Object Detection Data¶
The DetectionDataModule handles object detection datasets in COCO format and CSV format, including support for custom annotations, class filtering, and detection-specific augmentations.
Detection Data Pipeline¶
graph TD
A[Data Source] --> B{Format}
B -->|COCO| C1[Annotations JSON<br/>+ Images]
B -->|CSV| C2[CSV with bbox columns<br/>+ Images]
C1 --> D[DetectionDataModule]
C2 --> D
D --> E{Preprocessing}
E --> F1[Filter Classes]
E --> F2[Min Bbox Area]
E --> F3[Min Visibility]
F1 --> G{Augmentation}
F2 --> G
F3 --> G
G -->|Train| H1[Flip + Crop + Color<br/>+ BBox Transform]

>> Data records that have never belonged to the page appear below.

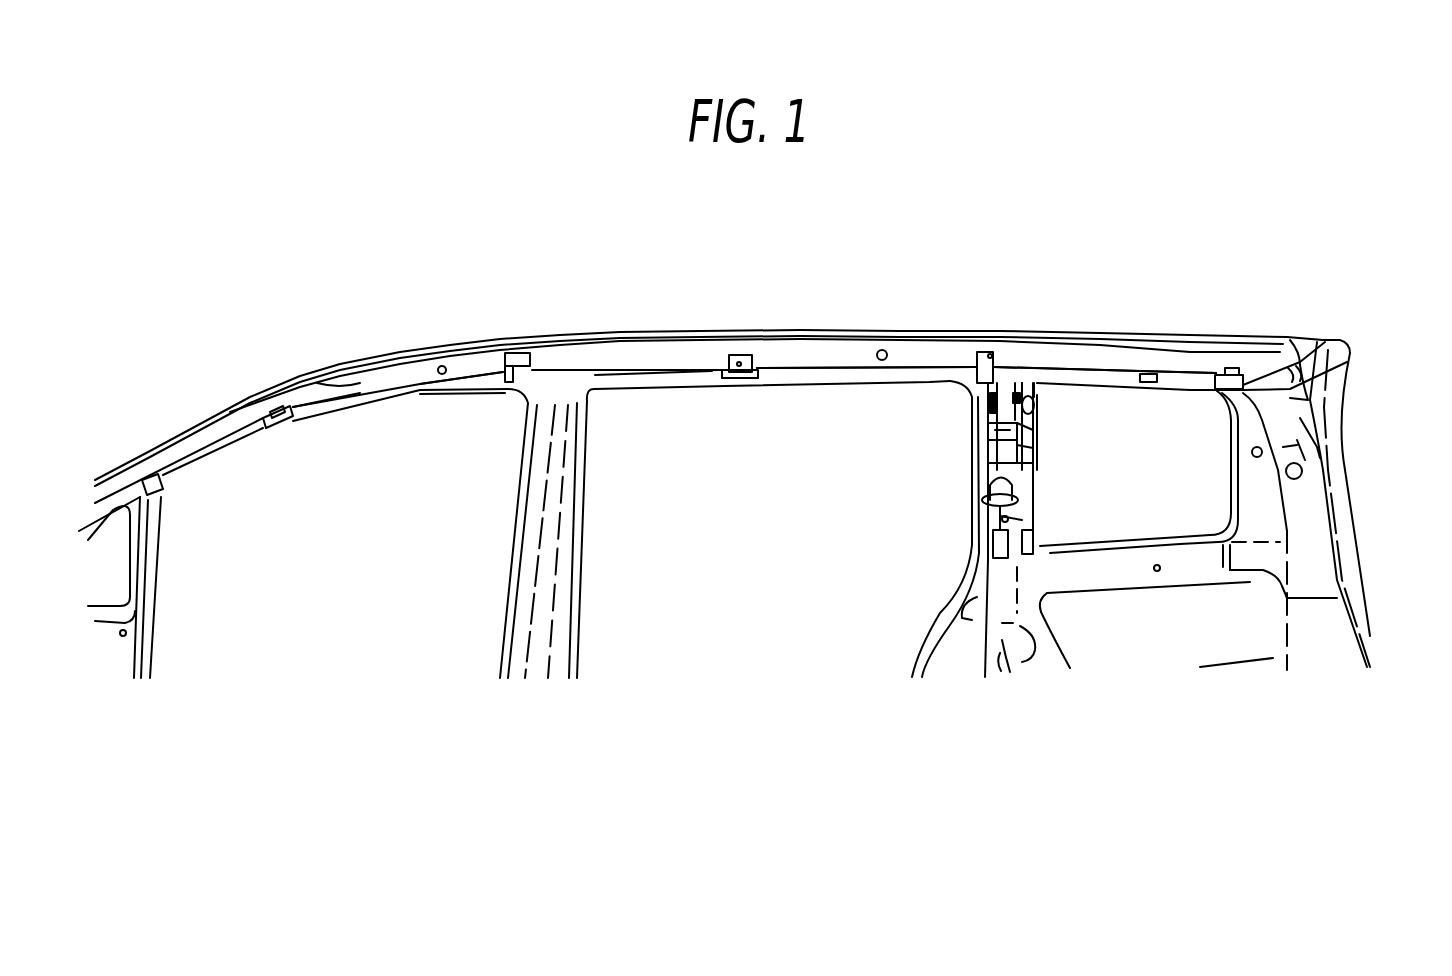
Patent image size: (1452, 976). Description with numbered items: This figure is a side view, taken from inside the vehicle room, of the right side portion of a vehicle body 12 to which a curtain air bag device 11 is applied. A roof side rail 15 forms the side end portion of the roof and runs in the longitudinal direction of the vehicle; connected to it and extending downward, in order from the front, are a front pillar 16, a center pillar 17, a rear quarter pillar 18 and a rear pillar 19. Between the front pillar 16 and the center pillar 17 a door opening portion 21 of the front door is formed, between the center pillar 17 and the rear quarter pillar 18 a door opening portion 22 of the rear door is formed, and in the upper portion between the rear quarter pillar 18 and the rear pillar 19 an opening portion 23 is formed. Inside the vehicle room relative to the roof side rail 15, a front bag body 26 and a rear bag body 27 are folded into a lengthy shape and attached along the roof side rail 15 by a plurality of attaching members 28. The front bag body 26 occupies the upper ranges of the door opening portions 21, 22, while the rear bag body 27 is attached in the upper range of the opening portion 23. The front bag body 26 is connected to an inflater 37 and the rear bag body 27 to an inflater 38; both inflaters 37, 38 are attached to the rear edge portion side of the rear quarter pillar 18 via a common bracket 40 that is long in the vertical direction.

The curtain air bag device 11 is at (1192, 356).
The vehicle body 12 is at (120, 452).
The roof side rail 15 is at (643, 332).
The front pillar 16 is at (158, 587).
The center pillar 17 is at (580, 538).
The rear quarter pillar 18 is at (971, 518).
The rear pillar 19 is at (1354, 489).
The door opening portion of the front door 21 is at (366, 396).
The door opening portion of the rear door 22 is at (834, 380).
The opening portion 23 is at (1235, 432).
The front bag body 26 is at (473, 376).
The rear bag body 27 is at (1085, 374).
The attaching member 28 is at (275, 407).
The inflater for driving the front bag body 37 is at (1034, 411).
The inflater for driving the rear bag body 38 is at (992, 437).
The bracket 40 is at (1047, 492).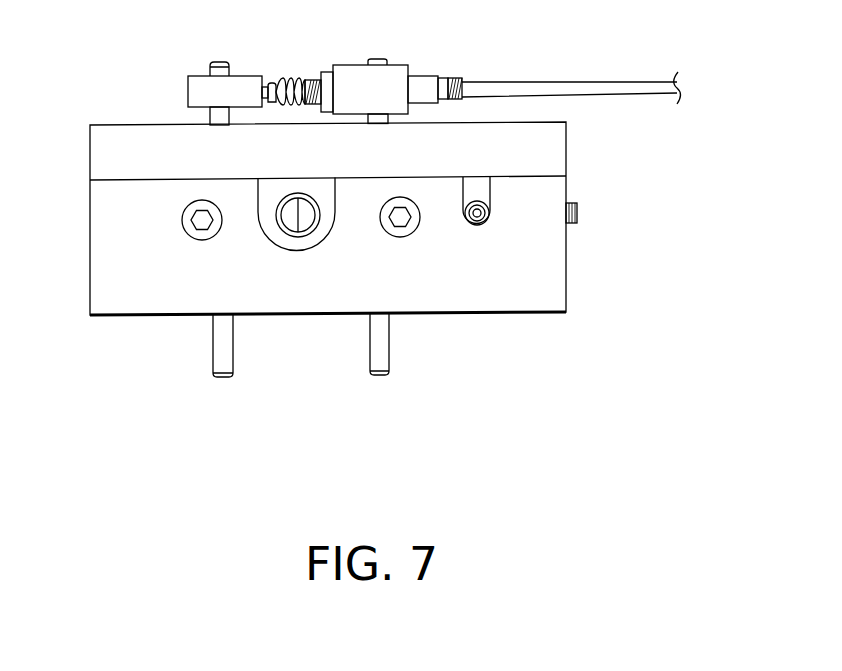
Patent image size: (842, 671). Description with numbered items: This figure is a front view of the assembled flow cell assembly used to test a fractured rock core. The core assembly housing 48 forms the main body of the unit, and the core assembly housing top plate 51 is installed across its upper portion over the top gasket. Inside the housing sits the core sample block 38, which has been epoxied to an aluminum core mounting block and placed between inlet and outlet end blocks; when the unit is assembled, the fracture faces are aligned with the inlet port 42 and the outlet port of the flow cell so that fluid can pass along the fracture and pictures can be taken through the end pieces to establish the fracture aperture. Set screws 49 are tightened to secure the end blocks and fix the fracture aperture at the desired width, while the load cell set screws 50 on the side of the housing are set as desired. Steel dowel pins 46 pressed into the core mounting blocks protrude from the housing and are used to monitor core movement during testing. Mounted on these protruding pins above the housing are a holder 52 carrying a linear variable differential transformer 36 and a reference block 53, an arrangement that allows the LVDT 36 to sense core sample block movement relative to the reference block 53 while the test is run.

The linear variable differential transformer 36 is at (308, 72).
The core sample block 38 is at (307, 213).
The inlet port 42 is at (312, 193).
The pins 46 is at (220, 57).
The core assembly housing 48 is at (568, 271).
The set screws 49 is at (223, 238).
The load cell set screws 50 is at (579, 213).
The core assembly housing top plate 51 is at (568, 143).
The holder 52 is at (414, 62).
The reference block 53 is at (259, 71).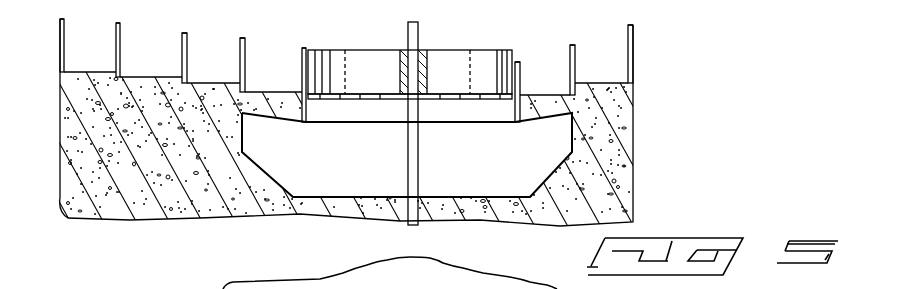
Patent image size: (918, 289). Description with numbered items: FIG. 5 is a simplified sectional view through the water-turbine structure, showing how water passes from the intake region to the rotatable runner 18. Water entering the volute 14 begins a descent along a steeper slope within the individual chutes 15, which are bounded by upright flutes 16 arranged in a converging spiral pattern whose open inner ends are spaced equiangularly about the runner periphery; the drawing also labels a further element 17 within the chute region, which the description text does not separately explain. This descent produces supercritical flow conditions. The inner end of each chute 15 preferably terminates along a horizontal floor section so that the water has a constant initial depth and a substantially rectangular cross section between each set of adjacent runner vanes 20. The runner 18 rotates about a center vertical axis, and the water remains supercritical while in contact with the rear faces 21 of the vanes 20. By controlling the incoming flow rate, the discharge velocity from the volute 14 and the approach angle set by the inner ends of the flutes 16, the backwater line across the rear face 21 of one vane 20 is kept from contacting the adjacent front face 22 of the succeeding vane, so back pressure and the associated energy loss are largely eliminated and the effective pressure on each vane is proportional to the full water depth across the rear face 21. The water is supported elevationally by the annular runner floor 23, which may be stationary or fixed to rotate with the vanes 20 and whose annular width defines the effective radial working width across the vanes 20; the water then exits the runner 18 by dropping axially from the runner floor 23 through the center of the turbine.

The volute 14 is at (616, 15).
The chutes 15 is at (104, 25).
The upright flutes 16 is at (65, 45).
The base surfaces 17 is at (102, 73).
The rotatable runner 18 is at (458, 49).
The runner vanes 20 is at (408, 30).
The rear faces 21 is at (476, 79).
The front face 22 is at (366, 79).
The runner floor 23 is at (345, 99).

G -->|Val/Test| H2[Resize + Normalize]
H1 --> I[Collate → Batch<br/>Images + Boxes + Labels]
H2 --> I
style A fill:#1565C0,stroke:#0D47A1
style B fill:#FF9800,stroke:#F57C00
style C1 fill:#1976D2,stroke:#1565C0
style C2 fill:#1976D2,stroke:#1565C0
style D fill:#1565C0,stroke:#0D47A1
style E fill:#FF9800,stroke:#F57C00
style G fill:#FF9800,stroke:#F57C00
style I fill:#4CAF50,stroke:#388E3C
COCO Dataset Format¶
Expected directory structure:
coco/
train2017/ # Training images
000000000001.jpg
000000000002.jpg
...
val2017/ # Validation images
000000000001.jpg
...
test2017/ # Test images (optional)
000000000001.jpg
...
annotations/
instances_train2017.json
instances_val2017.json
instances_test2017.json # Optional
The annotation files follow the standard COCO JSON format with image metadata, categories, and bounding box annotations.
Basic Usage¶
import autotimm as at # recommended alias
from autotimm import DetectionDataModule
data = DetectionDataModule(
data_dir="./coco",
image_size=640, # Standard COCO size
batch_size=16,
num_workers=4,
)
Augmentation Presets¶
DetectionDataModule supports albumentations-based augmentation presets designed for object detection:
data = DetectionDataModule(
data_dir="./coco",
image_size=640,
batch_size=16,
augmentation_preset="default", # or "strong"
)
Available presets:
| Preset | Description |
|---|---|
default |
RandomResizedCrop (80-100%), HorizontalFlip |
strong |
Affine, blur, noise, brightness/contrast adjustments |
Preset Details:
Default Preset¶
- Random resized crop (scale 0.8-1.0)
- Horizontal flip (50%)
- Standard normalization
Strong Preset¶
- All default transforms
- Affine transformations (rotation, scale, shear)
- Gaussian blur and noise
- Brightness/contrast adjustments
- Color jittering
- CoarseDropout for regularization
Custom Transforms¶
Use custom albumentations pipelines with bbox-aware transforms:
import albumentations as A
custom_train = A.Compose(
[
A.RandomResizedCrop(height=640, width=640, scale=(0.8, 1.0)),
A.HorizontalFlip(p=0.5),
A.RandomBrightnessContrast(p=0.5),
A.GaussianBlur(blur_limit=(3, 7), p=0.3),
A.Normalize(mean=[0.485, 0.456, 0.406], std=[0.229, 0.224, 0.225]),
],
bbox_params=A.BboxParams(format="coco", label_fields=["labels"]),
)
custom_eval = A.Compose(
[
A.Resize(height=640, width=640),
A.Normalize(mean=[0.485, 0.456, 0.406], std=[0.229, 0.224, 0.225]),
],
bbox_params=A.BboxParams(format="coco", label_fields=["labels"]),
)
data = DetectionDataModule(
data_dir="./coco",
image_size=640,
batch_size=16,
train_transforms=custom_train,
eval_transforms=custom_eval,
)
Important: Always include bbox_params when using custom transforms to ensure bounding boxes are properly transformed along with the images.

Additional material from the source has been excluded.